Wie dem auch sei, aber im November 2012 wurde ein Bericht veröffentlicht, in dem es hieß, dass der Hrywnjakurs gegenüber dem US-Dollar überbewertet sei. Eine Abwertung der nationalen Währung um 13 % würde der Ukraine erlauben, eine Zahlungsbilanz ohne Defizit zu erzielen.
Auf die Vorteile einer gewissen Abwertung der Hrywnja verwiesen auch andere Experten, nicht nur inländische, sondern auch ausländische. Das Schlüsselwort hier ist „gewisse“ im Sinne einer „minimalen“.
“Eine leichte Devaluation würde der realen Ökonomie nützen, während eine zu große Devaluation das Finanzsystem erschüttern und ein noch größeres Wachstum der Ausgaben für die Bedienung der Auslandsschulden des Landes bedingen würde“, bemerkt in den Kommentaren von ZN.UA unter anderem der Spezialist der Abteilung für Staats- und zwischenstaatliche Finanzen bei Fitch Ratings, Charles Seville.
Liebe kann man nicht erzwingen
Verständlicherweise hängen die Chancen für eine Kreditgewährung seitens des IWF nicht nur von der Flexibilität der ukrainischen Seite ab, sondern auch von der „Verhandlungsfähigkeit“ des Fonds selbst, von seiner Bereitschaft auf einen Kompromiss einzugehen, angemessenen Erklärungen zuzuhören, die ukrainische Spezifik zu berücksichtigen usw.

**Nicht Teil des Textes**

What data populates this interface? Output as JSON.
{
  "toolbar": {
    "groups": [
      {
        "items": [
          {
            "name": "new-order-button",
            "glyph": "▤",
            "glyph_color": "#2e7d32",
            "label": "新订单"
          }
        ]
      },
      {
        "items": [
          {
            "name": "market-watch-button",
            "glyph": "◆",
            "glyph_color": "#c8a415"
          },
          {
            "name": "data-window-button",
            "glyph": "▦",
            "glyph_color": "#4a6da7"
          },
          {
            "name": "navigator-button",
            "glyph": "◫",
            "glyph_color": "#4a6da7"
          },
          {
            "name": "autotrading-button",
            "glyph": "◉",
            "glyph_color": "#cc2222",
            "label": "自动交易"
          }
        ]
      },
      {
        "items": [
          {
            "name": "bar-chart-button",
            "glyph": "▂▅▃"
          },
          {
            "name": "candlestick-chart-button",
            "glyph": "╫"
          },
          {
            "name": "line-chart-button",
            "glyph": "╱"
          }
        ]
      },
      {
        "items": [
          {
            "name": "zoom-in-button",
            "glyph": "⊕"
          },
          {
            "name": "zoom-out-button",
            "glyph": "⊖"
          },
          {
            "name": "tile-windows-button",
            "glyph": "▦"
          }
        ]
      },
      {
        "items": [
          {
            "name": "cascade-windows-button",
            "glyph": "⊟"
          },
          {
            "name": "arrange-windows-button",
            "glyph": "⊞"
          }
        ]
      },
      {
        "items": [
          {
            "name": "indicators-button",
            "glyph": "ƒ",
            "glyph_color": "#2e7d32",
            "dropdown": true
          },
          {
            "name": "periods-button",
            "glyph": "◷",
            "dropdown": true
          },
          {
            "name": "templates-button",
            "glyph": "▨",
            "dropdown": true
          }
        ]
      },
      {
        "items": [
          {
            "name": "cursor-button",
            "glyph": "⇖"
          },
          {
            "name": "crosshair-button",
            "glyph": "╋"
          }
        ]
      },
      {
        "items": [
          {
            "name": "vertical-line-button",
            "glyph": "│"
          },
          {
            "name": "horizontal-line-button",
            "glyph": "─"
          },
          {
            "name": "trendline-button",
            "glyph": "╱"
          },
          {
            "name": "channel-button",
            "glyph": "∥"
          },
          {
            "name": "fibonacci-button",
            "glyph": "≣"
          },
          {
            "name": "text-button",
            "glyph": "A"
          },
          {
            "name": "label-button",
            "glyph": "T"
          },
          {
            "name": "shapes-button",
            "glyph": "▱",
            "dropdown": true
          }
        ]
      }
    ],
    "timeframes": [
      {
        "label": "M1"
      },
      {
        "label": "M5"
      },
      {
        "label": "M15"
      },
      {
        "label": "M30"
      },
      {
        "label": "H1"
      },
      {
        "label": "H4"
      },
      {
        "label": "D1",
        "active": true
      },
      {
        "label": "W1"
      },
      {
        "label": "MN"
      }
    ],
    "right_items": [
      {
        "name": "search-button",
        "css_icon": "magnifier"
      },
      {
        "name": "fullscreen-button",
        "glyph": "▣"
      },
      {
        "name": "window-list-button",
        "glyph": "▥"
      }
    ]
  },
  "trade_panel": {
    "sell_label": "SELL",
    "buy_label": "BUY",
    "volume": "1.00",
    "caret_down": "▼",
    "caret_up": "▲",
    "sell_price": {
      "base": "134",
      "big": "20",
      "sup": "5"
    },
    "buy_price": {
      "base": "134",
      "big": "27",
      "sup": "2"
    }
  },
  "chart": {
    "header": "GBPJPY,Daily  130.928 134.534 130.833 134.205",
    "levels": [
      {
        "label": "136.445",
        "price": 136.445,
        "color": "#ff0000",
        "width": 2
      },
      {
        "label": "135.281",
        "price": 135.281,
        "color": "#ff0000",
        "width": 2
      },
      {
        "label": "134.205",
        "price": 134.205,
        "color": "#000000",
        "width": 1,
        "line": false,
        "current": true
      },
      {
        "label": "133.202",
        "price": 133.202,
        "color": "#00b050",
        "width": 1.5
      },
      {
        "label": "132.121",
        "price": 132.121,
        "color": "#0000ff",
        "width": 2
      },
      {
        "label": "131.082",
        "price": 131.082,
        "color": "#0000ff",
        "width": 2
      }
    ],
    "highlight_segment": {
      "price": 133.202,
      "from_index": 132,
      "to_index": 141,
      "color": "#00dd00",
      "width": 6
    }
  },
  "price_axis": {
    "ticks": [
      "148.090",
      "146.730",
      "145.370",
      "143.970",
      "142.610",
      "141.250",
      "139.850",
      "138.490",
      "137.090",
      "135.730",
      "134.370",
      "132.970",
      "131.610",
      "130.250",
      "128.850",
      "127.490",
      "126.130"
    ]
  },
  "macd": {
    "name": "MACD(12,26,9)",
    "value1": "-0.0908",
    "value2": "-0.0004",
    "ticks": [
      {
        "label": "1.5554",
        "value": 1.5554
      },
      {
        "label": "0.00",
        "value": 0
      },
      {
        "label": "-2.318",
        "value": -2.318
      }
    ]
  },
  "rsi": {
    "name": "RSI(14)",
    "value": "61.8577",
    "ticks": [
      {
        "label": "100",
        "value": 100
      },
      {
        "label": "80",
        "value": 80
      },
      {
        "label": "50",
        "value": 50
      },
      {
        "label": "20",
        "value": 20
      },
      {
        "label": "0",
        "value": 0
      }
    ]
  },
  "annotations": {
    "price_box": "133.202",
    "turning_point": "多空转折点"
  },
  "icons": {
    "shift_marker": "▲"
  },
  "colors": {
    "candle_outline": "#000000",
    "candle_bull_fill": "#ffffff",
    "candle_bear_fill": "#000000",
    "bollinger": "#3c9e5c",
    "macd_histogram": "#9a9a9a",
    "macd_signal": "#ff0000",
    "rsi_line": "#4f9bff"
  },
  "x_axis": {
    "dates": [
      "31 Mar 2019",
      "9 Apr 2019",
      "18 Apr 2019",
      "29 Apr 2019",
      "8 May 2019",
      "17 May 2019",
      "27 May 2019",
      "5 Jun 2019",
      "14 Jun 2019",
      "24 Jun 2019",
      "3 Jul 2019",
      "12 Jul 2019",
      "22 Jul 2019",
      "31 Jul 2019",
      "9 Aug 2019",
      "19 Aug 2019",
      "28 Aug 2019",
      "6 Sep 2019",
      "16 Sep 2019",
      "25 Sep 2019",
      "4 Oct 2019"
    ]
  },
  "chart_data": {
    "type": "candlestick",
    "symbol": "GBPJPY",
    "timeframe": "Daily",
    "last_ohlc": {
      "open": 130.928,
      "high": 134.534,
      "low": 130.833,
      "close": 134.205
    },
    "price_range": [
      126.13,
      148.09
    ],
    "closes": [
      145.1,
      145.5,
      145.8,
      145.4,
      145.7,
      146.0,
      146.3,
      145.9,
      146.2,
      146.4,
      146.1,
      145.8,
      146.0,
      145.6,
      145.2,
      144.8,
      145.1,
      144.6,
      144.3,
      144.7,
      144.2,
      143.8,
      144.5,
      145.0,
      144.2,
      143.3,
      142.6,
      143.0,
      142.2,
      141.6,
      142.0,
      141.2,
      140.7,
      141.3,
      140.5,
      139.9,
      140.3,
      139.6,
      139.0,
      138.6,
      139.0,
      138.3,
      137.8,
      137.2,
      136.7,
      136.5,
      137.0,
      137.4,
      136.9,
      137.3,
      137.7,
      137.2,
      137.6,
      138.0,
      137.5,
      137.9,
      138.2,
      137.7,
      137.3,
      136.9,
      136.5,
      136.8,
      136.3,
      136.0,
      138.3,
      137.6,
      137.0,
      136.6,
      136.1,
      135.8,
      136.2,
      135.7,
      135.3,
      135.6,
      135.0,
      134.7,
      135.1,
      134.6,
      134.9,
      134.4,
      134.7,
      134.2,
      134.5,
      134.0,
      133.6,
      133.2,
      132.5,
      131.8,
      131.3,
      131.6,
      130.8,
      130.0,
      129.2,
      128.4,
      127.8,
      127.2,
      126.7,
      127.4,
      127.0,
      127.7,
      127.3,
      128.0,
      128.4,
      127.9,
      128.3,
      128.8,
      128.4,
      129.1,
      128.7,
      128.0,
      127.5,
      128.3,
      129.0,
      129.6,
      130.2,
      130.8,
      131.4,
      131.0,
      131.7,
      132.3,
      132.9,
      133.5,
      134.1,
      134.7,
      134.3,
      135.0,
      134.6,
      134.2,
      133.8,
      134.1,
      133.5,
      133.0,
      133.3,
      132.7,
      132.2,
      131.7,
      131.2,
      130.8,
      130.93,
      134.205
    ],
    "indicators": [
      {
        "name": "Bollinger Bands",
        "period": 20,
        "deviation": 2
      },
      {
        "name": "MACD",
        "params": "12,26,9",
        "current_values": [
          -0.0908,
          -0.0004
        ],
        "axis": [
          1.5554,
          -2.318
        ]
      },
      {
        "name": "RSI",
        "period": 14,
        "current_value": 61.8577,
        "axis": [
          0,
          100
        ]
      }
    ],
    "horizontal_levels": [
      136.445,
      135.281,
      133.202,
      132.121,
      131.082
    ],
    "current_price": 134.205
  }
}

Die Erfahrung hat gezeigt, dass der „Kreditor der Kreditoren“ wenn auch nur Schritt für Schritt, aber letztlich doch die Flexibilität seiner Politik erhöht. Man muss sich nur an den jüngsten Bericht des IWF-Vorstands erinnern, in dem es hieß, dass beispielsweise die vollständige Liberalisierung der Finanzströme nicht als unbestreitbares Dauerziel für alle Wirtschaftsräume gelten kann. Noch zu Beginn des vergangenen Jahres hat die Direktorin des IWF, Christine Lagarde, angemerkt, dass der Fonds nicht ausnahmslos zu einer fiskalen Konsolidierung auffordern werde: „Für einige Länder ist dies unumgänglich, aber viele können auch ohne harte Sparmaßnahmen zurechtkommen, andere Wege im Kampf gegen die Schuldenkrise suchen“.
Ob die Ukraine zu den genannten „einigen Ländern“ gehört, hängt unter anderem von politischen Faktoren ab. Trotz der ganzen offiziellen Rhetorik. Gegensätzliche Überzeugungen werden durch die bereits oft zitierten Worte (die im vergangenen Jahr geäußert wurden) des stellvertretenden Außenministers der USA Philip Gordon widerlegt: „Auch wenn Demokratie kein formales Kriterium des IWF ist, denke ich, dass es richtig ist zu sagen, dass die internationale Gemeinschaft weniger geneigt ist, ein Land zu unterstützen, das sich nicht an demokratische Prinzipien hält“.
Andererseits versteht man im IWF und im Westen allgemein sehr gut, dass eine Verweigerung der Finanzierung bedeutet, dem offiziellen Kiew einen Schubs in die Umarmung des Kremls mit den entsprechenden Konsequenzen für demokratische Werte zu versetzen. Inwiefern dies unvertretbar ist (vor allem für die Hauptkapitalgeber des IWF – die USA und EU) wird bereits bald deutlich werden. Konkreter vorherzusagen, wann genau – ist bislang schwierig. Beispielsweise gaben die Analytiker von Standard & Poor’s zu bedenken, dass sich die Gespräche zwischen der Ukraine und dem IWF über mehrere Monate hinziehen könnten… Nun, dort, im Westen, weiß man dies besser.